Four Season Color Theory Basics

Let's start with some color theory basics. Then, I will briefly go through the Four season color theory, and later show how it evolved into the 12 seasons, and then eventually my ColorBreeze Color system.

Depending on where you are in your understanding of color analysis, you can start at the 12 season system. If you are relatively new to Color Analysis, I would start from the very beginning, because most color systems evolved from the original 4 seasons. Starting at the more advanced systems can be confusing unless you have a firm understanding of the previous system from which they were built.

Color Theory, in general, can be as simple as our color wheel to very complex color systems used in printing, computers, lasers, etc.

Fortunately for us, for the 4-Season color theory as well as even the most advanced, we only need to understand three basic concepts: color Hue (where we can know its temperature), color Value (lightness and darkness) and color Chroma (muted or saturated). 

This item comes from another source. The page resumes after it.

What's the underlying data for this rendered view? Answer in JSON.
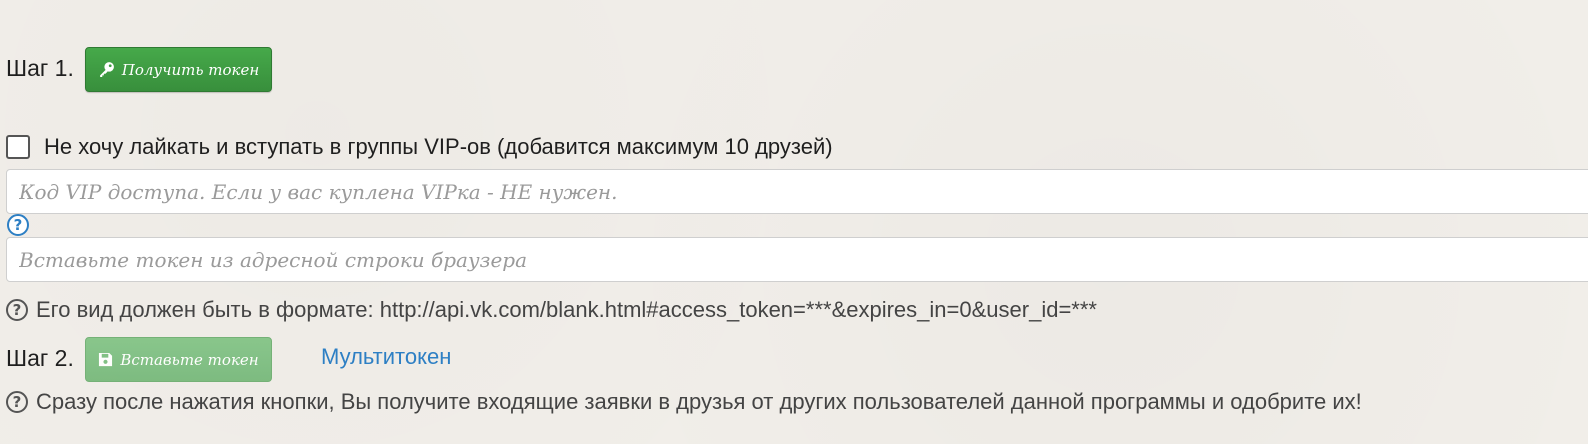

Color Hue (and Temperature)

Hue means simply what color an object is, like red, orange, or green.
Every Hue will be either warm or cool, or some combination of the two.
So for our purposes, when we refer to Hue, we can also identify it's Temperature or Undertone.

The good old color wheel shows us primary colors, secondary and tertiary colors. But what we want to focus on is its temperature or undertone. Blue-based colors are cool. Yellow-based colors are warm.

I know that Red is usually considered a Warm color. But for our purposes, red is neutral in temperature. Think about it: a true red doesn't contain any blue or yellow. Thus anyone can wear red, providing it matches a person's value and saturation. Add some yellow, and it becomes a warm red; add some blue, and it becomes a cool red.

The Color Wheel

Basic Color Wheel Theory

Most are familair with the traditional color wheel with cool colors are on the left and warm colors are on the right.

For our purposes, flip the Color Wheel on its side. 

Then take a cross section out of it and study.

Hue & Undertone

Color Theory Ribbon 1

Remember: Warm colors are yellow-based. Blue-based colors are cool. You'll notice that true green has an equal amount of yellow and blue. It would be considered neutral but in temperature only (not neutral with regards to saturation). 

Add more than 50% yellow, and it becomes a warmer green, and add 51% or more blue it becomes a cooler green.



Value means the lightness or darkness of a color.

Using a paint analogy (or subtractive color theory), light colors have tints of white added to them.

Dark colors have some shade of black added to them.


Chroma Intensity icon

Take a pie-slice out of one of the colors from the color band above. It is most saturated at the outer ring and gets progressively less saturated as it moves inward.

Another way to understand chroma is to think about how ‘close to grey’ a color is. Clear and saturated colors are far away from being grey. The more saturation is taken away, or muted, the closer a color gets to grey. 

Albert Munsell's Color System

Albert Munsells Color Theory

Now that you understand the three color traits of Hue, Value, and Chroma, you can understand artist Albert Munsell's color theory. He was an artist who developed a system for describing colors. Most color systems credit him as the foundation of their color theories. And he definitely is the foundation for the ColorBreeze System.

The 4-Season Color Theory System

The 4-Season Color System is what started the whole color analysis craze in the 1980s. They based on the basic color wheel where the cool colors are on the left, and the warm colors are on the right. People with cool characteristics (eyes, hair, and skin) were considered Summers or Winters; People with warm traits were either Springs or Autumns.

Before I go into the specifics, I would like to say that while compared to the much more advanced systems out there, including my ColorBreeze System (which has a total of 28 seasons!), the 4 Seasons seem woefully outdated and almost ineffective. Indeed, I've heard that color analysis, in general, is woefully outdated no matter how 'advanced' it may be. So the 4-season system usually is just dismissed as useless.
But I disagree. Upon those 4 seasons are what all the advanced systems are built. In reality, all the new seasons or categories are simply sub-sections of the broader main category. So understanding the 4-Seasons and what they are about is very important.

Even if you never wanted to learn any of the advanced color systems and you only wanted to stick with the 4 seasons, that's ok. You will be better off than those who have no interest in enhancing their natural coloring and instead just follow every fashion color trend that comes along.

If you do nothing but determine your basic undertone of warm or cool, you will be able to know what jewelry and metals will look better for you (silver for cools and gold for warms), or whether you should choose peach or pinky lipstick and blush (pink is cool; peach is warm). I assure you this is a crucial thing to get correct.

Study the concept of the original basic 4 seasons, and then you can move on to the more complex systems later.

4-Season Color Wheel Concept
4 seasons of nature

The 4 Season Color System just happened to match beautifully with the colors one would see in the North American landscape as they experience the 4 distinct weather seasons of Summer, Spring, Autumn, and Winter.

4-Season Color System examples

All of the seasons in the 12-season system and my ColorBreeze System are some sort of variation of these 4 main seasons. They are important to understand well.